Es sabido que en España el voto útil funciona. A veces lo hace en positivo, cuando los electores limitan la elección a los partidos con posibilidades reales de obtener representación en su circunscripción. Y otras lo hace en negativo, cuando los buenos resultados que se espera obtenga un partido empujan a los electores de ideología opuesta a votar a quien parta de una mejor posición para vencerle. Pero para emitir un voto verdaderamente útil es necesario tener una idea de lo que los demás electores están pensando votar. Esa información nos la dan las encuestas. De manera que éstas, pronosticando el resultado, lo influyen. De hecho, es probable que incluso algunos encuestados, tras haber ayudado con su respuesta a elaborar la encuesta, cambien el voto tras conocer su resultado.
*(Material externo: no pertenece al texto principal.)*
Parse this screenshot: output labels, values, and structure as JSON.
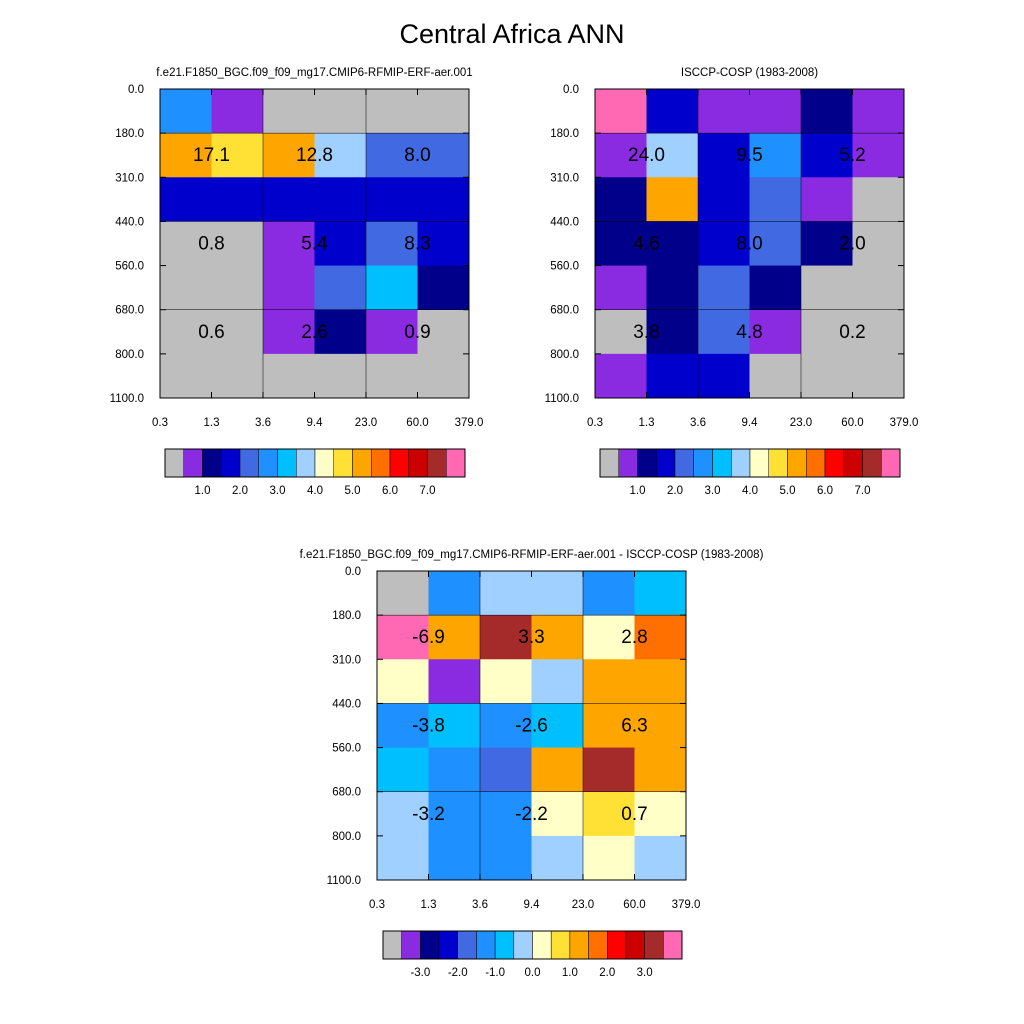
{
  "title": "Central Africa ANN",
  "chart_data": [
    {
      "type": "heatmap",
      "title": "f.e21.F1850_BGC.f09_f09_mg17.CMIP6-RFMIP-ERF-aer.001",
      "x_ticks": [
        "0.3",
        "1.3",
        "3.6",
        "9.4",
        "23.0",
        "60.0",
        "379.0"
      ],
      "y_ticks": [
        "0.0",
        "180.0",
        "310.0",
        "440.0",
        "560.0",
        "680.0",
        "800.0",
        "1100.0"
      ],
      "cell_colors": [
        [
          "#1E90FF",
          "#8A2BE2",
          "#BEBEBE",
          "#BEBEBE",
          "#BEBEBE",
          "#BEBEBE"
        ],
        [
          "#FFA500",
          "#FFE135",
          "#FFA500",
          "#A0D0FF",
          "#4169E1",
          "#4169E1"
        ],
        [
          "#0000CD",
          "#0000CD",
          "#0000CD",
          "#0000CD",
          "#0000CD",
          "#0000CD"
        ],
        [
          "#BEBEBE",
          "#BEBEBE",
          "#8A2BE2",
          "#0000CD",
          "#4169E1",
          "#0000CD"
        ],
        [
          "#BEBEBE",
          "#BEBEBE",
          "#8A2BE2",
          "#4169E1",
          "#00BFFF",
          "#00008B"
        ],
        [
          "#BEBEBE",
          "#BEBEBE",
          "#8A2BE2",
          "#00008B",
          "#8A2BE2",
          "#BEBEBE"
        ],
        [
          "#BEBEBE",
          "#BEBEBE",
          "#BEBEBE",
          "#BEBEBE",
          "#BEBEBE",
          "#BEBEBE"
        ]
      ],
      "annotations": [
        {
          "col": 1,
          "row": 1,
          "text": "17.1"
        },
        {
          "col": 3,
          "row": 1,
          "text": "12.8"
        },
        {
          "col": 5,
          "row": 1,
          "text": "8.0"
        },
        {
          "col": 1,
          "row": 3,
          "text": "0.8"
        },
        {
          "col": 3,
          "row": 3,
          "text": "5.4"
        },
        {
          "col": 5,
          "row": 3,
          "text": "8.3"
        },
        {
          "col": 1,
          "row": 5,
          "text": "0.6"
        },
        {
          "col": 3,
          "row": 5,
          "text": "2.6"
        },
        {
          "col": 5,
          "row": 5,
          "text": "0.9"
        }
      ],
      "colorbar": {
        "colors": [
          "#BEBEBE",
          "#8A2BE2",
          "#00008B",
          "#0000CD",
          "#4169E1",
          "#1E90FF",
          "#00BFFF",
          "#A0D0FF",
          "#FFFFC8",
          "#FFE135",
          "#FFA500",
          "#FF7000",
          "#FF0000",
          "#CD0000",
          "#A52A2A",
          "#FF69B4"
        ],
        "labels": [
          "1.0",
          "2.0",
          "3.0",
          "4.0",
          "5.0",
          "6.0",
          "7.0"
        ]
      }
    },
    {
      "type": "heatmap",
      "title": "ISCCP-COSP (1983-2008)",
      "x_ticks": [
        "0.3",
        "1.3",
        "3.6",
        "9.4",
        "23.0",
        "60.0",
        "379.0"
      ],
      "y_ticks": [
        "0.0",
        "180.0",
        "310.0",
        "440.0",
        "560.0",
        "680.0",
        "800.0",
        "1100.0"
      ],
      "cell_colors": [
        [
          "#FF69B4",
          "#0000CD",
          "#8A2BE2",
          "#8A2BE2",
          "#00008B",
          "#8A2BE2"
        ],
        [
          "#8A2BE2",
          "#A0D0FF",
          "#0000CD",
          "#1E90FF",
          "#0000CD",
          "#8A2BE2"
        ],
        [
          "#00008B",
          "#FFA500",
          "#0000CD",
          "#4169E1",
          "#8A2BE2",
          "#BEBEBE"
        ],
        [
          "#00008B",
          "#00008B",
          "#0000CD",
          "#4169E1",
          "#00008B",
          "#BEBEBE"
        ],
        [
          "#8A2BE2",
          "#00008B",
          "#4169E1",
          "#00008B",
          "#BEBEBE",
          "#BEBEBE"
        ],
        [
          "#BEBEBE",
          "#00008B",
          "#4169E1",
          "#8A2BE2",
          "#BEBEBE",
          "#BEBEBE"
        ],
        [
          "#8A2BE2",
          "#0000CD",
          "#0000CD",
          "#BEBEBE",
          "#BEBEBE",
          "#BEBEBE"
        ]
      ],
      "annotations": [
        {
          "col": 1,
          "row": 1,
          "text": "24.0"
        },
        {
          "col": 3,
          "row": 1,
          "text": "9.5"
        },
        {
          "col": 5,
          "row": 1,
          "text": "5.2"
        },
        {
          "col": 1,
          "row": 3,
          "text": "4.6"
        },
        {
          "col": 3,
          "row": 3,
          "text": "8.0"
        },
        {
          "col": 5,
          "row": 3,
          "text": "2.0"
        },
        {
          "col": 1,
          "row": 5,
          "text": "3.8"
        },
        {
          "col": 3,
          "row": 5,
          "text": "4.8"
        },
        {
          "col": 5,
          "row": 5,
          "text": "0.2"
        }
      ],
      "colorbar": {
        "colors": [
          "#BEBEBE",
          "#8A2BE2",
          "#00008B",
          "#0000CD",
          "#4169E1",
          "#1E90FF",
          "#00BFFF",
          "#A0D0FF",
          "#FFFFC8",
          "#FFE135",
          "#FFA500",
          "#FF7000",
          "#FF0000",
          "#CD0000",
          "#A52A2A",
          "#FF69B4"
        ],
        "labels": [
          "1.0",
          "2.0",
          "3.0",
          "4.0",
          "5.0",
          "6.0",
          "7.0"
        ]
      }
    },
    {
      "type": "heatmap",
      "title": "f.e21.F1850_BGC.f09_f09_mg17.CMIP6-RFMIP-ERF-aer.001 - ISCCP-COSP (1983-2008)",
      "x_ticks": [
        "0.3",
        "1.3",
        "3.6",
        "9.4",
        "23.0",
        "60.0",
        "379.0"
      ],
      "y_ticks": [
        "0.0",
        "180.0",
        "310.0",
        "440.0",
        "560.0",
        "680.0",
        "800.0",
        "1100.0"
      ],
      "cell_colors": [
        [
          "#BEBEBE",
          "#1E90FF",
          "#A0D0FF",
          "#A0D0FF",
          "#1E90FF",
          "#00BFFF"
        ],
        [
          "#FF69B4",
          "#FFA500",
          "#A52A2A",
          "#FFA500",
          "#FFFFC8",
          "#FF7000"
        ],
        [
          "#FFFFC8",
          "#8A2BE2",
          "#FFFFC8",
          "#A0D0FF",
          "#FFA500",
          "#FFA500"
        ],
        [
          "#1E90FF",
          "#00BFFF",
          "#1E90FF",
          "#00BFFF",
          "#FFA500",
          "#FFA500"
        ],
        [
          "#00BFFF",
          "#1E90FF",
          "#4169E1",
          "#FFA500",
          "#A52A2A",
          "#FFA500"
        ],
        [
          "#A0D0FF",
          "#1E90FF",
          "#1E90FF",
          "#FFFFC8",
          "#FFE135",
          "#FFFFC8"
        ],
        [
          "#A0D0FF",
          "#1E90FF",
          "#1E90FF",
          "#A0D0FF",
          "#FFFFC8",
          "#A0D0FF"
        ]
      ],
      "annotations": [
        {
          "col": 1,
          "row": 1,
          "text": "-6.9"
        },
        {
          "col": 3,
          "row": 1,
          "text": "3.3"
        },
        {
          "col": 5,
          "row": 1,
          "text": "2.8"
        },
        {
          "col": 1,
          "row": 3,
          "text": "-3.8"
        },
        {
          "col": 3,
          "row": 3,
          "text": "-2.6"
        },
        {
          "col": 5,
          "row": 3,
          "text": "6.3"
        },
        {
          "col": 1,
          "row": 5,
          "text": "-3.2"
        },
        {
          "col": 3,
          "row": 5,
          "text": "-2.2"
        },
        {
          "col": 5,
          "row": 5,
          "text": "0.7"
        }
      ],
      "colorbar": {
        "colors": [
          "#BEBEBE",
          "#8A2BE2",
          "#00008B",
          "#0000CD",
          "#4169E1",
          "#1E90FF",
          "#00BFFF",
          "#A0D0FF",
          "#FFFFC8",
          "#FFE135",
          "#FFA500",
          "#FF7000",
          "#FF0000",
          "#CD0000",
          "#A52A2A",
          "#FF69B4"
        ],
        "labels": [
          "-3.0",
          "-2.0",
          "-1.0",
          "0.0",
          "1.0",
          "2.0",
          "3.0"
        ]
      }
    }
  ]
}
El caso es que, cada vez que se publica una encuesta, dada su capacidad de influir en el electorado, lo que se pregunta no es sólo cuál es el resultado que augura sino contra quién va. Recientemente hemos conocido dos, una encargada por Podemos, realizada con anterioridad a las elecciones catalanas, y otra publicada por El País, llevada a cabo después. En la primera, el PP aguanta el tipo y se mantiene alrededor del treinta por ciento de los votos, mientras que en la segunda desciende al veintipoco, empata con el PSOE y ve cómo Ciudadanos le pisa los talones. Lo curioso de la encuesta de Podemos es que, habiendo sido realizada hace veinte días, la hemos conocido hoy. Esto hace sospechar que se ha hecho pública para contrarrestar el efecto de la otra. Ciertamente, si los buenos augurios para Ciudadanos se confirman, Podemos se hace irrelevante, porque, tanto si le toca gobernar al PSOE como si lo hace el PP, el aliado tendrá que ser Ciudadanos. En cambio, en la encuesta de Podemos el triple empate que se atribuye a PSOE, Ciudadanos y el partido de Pablo Iglesias estimula al votante de izquierdas a votar a Podemos para forzar al PSOE a pactar con ellos, si sumaran escaños suficientes, y alejar la posibilidad de que pacte con Ciudadanos. La cuestión sin embargo es que, habiendo sido realizada antes de las catalanas, la encuesta se ha quedado inevitablemente vieja.

También se ha dicho que lo que la encuesta de El País pretende al pronosticar un tan buen resultado a Albert Rivera es sobreexponerlo en los medios de comunicación a fin de que sufra el mismo desgaste que padeció Pablo Iglesias. No discuto que ésa pudiera ser la intención, pero sí que vaya a ser ése el efecto. El problema del líder de Podemos no ha sido haber estado sobreexpuesto. El problema de Podemos es que ha empezado a gobernar en Madrid y Barcelona y su gestión es un fiasco. Esto está produciendo otro efecto que de confirmarse apuntalaría el buen resultado que parece puede obtener Ciudadanos en las generales, y es que los votantes desilusionados del PSOE ya no sólo huyen a Podemos sino que también lo hacen a Ciudadanos.